Também derrubou lei municipal que proibia o sacrifício em cultos religiosos. A maioria dos desembargadores concluiu que a norma da cidade de Cotia (SP) restringia a prática religiosa. Ainda com base na liberdade de crença, o colegiado reconheceu que municípios podem estender a isenção de IPTU para donos de imóveis que têm templos religiosos como inquilinos.

Ainda há controvérsia sobre a cassação de aposentadoria de servidores punidos. A aposentadoria pode ser entendida como ato jurídico perfeito e acabado, não podendo ser desfeito, por ter caráter contributivo. Renato Sartorelli, por exemplo, mudou de entendimento e reconheceu que a pena de cassação de aposentadoria permite à administração pública responsabilizar o servidor por ilícito administrativo de natureza grave praticado quando ainda estava em atividade, o que resulta em demissão.

O entendimento anterior de que a cassação da aposentadoria não mais se compatibiliza com a Constituição Federal desde a entrada em vigor das Emendas Constitucionais 3/1993, 20/1998 e 41/2003, que deram nova natureza ao sistema previdenciário dos servidores públicos, passando este a ter caráter contributivo/retributivo, era capitaneado, no Órgão Especial, pelo ex-presidente Paulo Dimas Mascaretti e tem entre seus adeptos João Negrini Filho, Carlos Bueno, Sérgio Rui, Salles Rossi, Antonio Carlos Malheiros e Péricles Piza.

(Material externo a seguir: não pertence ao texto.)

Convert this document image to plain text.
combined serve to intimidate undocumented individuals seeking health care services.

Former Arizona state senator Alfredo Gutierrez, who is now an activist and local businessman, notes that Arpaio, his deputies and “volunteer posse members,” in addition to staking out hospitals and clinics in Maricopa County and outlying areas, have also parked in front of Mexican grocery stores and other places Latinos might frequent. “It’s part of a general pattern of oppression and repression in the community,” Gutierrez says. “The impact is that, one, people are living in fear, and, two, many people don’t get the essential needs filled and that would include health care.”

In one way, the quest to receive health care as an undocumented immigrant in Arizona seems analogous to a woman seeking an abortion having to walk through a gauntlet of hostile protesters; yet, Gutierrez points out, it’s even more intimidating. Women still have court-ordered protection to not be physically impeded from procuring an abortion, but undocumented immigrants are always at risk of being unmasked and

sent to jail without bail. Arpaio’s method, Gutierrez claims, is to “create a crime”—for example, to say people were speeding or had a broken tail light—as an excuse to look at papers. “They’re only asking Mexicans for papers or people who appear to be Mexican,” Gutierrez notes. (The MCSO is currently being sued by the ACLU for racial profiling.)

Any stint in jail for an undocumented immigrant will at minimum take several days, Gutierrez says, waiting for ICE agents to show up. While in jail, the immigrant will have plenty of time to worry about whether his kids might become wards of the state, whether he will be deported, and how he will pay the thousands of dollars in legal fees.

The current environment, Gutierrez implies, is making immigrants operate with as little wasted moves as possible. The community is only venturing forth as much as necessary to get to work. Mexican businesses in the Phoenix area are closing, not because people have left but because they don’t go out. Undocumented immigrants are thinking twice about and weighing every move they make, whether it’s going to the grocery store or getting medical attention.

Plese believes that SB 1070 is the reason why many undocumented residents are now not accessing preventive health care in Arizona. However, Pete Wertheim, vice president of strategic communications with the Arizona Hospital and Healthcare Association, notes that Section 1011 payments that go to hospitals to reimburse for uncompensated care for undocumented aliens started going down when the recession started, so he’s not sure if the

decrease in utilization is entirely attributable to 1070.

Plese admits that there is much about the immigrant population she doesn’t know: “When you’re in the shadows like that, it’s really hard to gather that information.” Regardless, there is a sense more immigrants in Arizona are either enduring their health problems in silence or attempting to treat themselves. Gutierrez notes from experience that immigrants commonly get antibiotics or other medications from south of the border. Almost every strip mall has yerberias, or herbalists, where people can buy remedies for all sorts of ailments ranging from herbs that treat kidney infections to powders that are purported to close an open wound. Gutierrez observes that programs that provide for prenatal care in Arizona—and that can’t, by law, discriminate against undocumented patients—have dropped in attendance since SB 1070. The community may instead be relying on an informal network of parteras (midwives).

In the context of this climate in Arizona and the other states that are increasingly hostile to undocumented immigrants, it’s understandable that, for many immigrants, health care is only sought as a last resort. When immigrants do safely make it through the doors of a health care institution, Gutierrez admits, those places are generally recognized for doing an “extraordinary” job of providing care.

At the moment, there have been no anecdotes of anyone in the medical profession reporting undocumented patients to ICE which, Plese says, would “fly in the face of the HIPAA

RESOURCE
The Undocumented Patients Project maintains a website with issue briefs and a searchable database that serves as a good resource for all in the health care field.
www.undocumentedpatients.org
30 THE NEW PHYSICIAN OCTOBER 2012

Renato Sartorelli também esclareceu o alcance de decisões do Órgão Especial sobre inconstitucionalidade em ações de controle concentrado: mesmo que um dispositivo seja derrubado com eficácia ex tunc (desde o início), o impacto em processos anteriores não é automático. Assim, o fato de o colegiado ter derrubado o chamado “prêmio incentivo” a servidores de Ribeirão Preto que nunca faltavam ao trabalho não significa que a prefeitura possa deixar de pagar gratificações reconhecidas em ações já julgadas. Para questionar o repasse, deve apresentar recurso próprio, impugnar cumprimento de sentença ou ajuizar ação rescisória.

O Órgão Especial também declarou inconstitucional dispositivo da norma que fixou o teto do INSS para servidores do estado de São Paulo (hoje em R$ 5,5 mil) e criou previdência complementar para quem quiser renda extra. A Lei 14.653/2011 fixou a mudança para os funcionários contratados a partir da publicação do texto, em dezembro de 2011, mas os critérios do novo sistema só foram divulgados depois.

Por maioria de votos, um ano depois de iniciado o julgamento, a decisão impacta significativo número de servidores, inclusive juízes, membros do Ministério Público, defensores públicos e professores de universidades estaduais. Na prática, o Tribunal de Justiça de São Paulo reconheceu que o marco inicial do regime varia conforme o prazo em que diferentes instituições estaduais assinaram convênio com a SP-Prevcom, entidade criada para gerir o fundo. À época corregedor-geral da Justiça, Manoel Pereira Calças, declarou que a previsão a partir de 2011 consistia em “ficção jurídica”. O então presidente da corte, Paulo Dimas Mascaretti, também viu a necessidade de estabelecer segurança a todo o funcionalismo.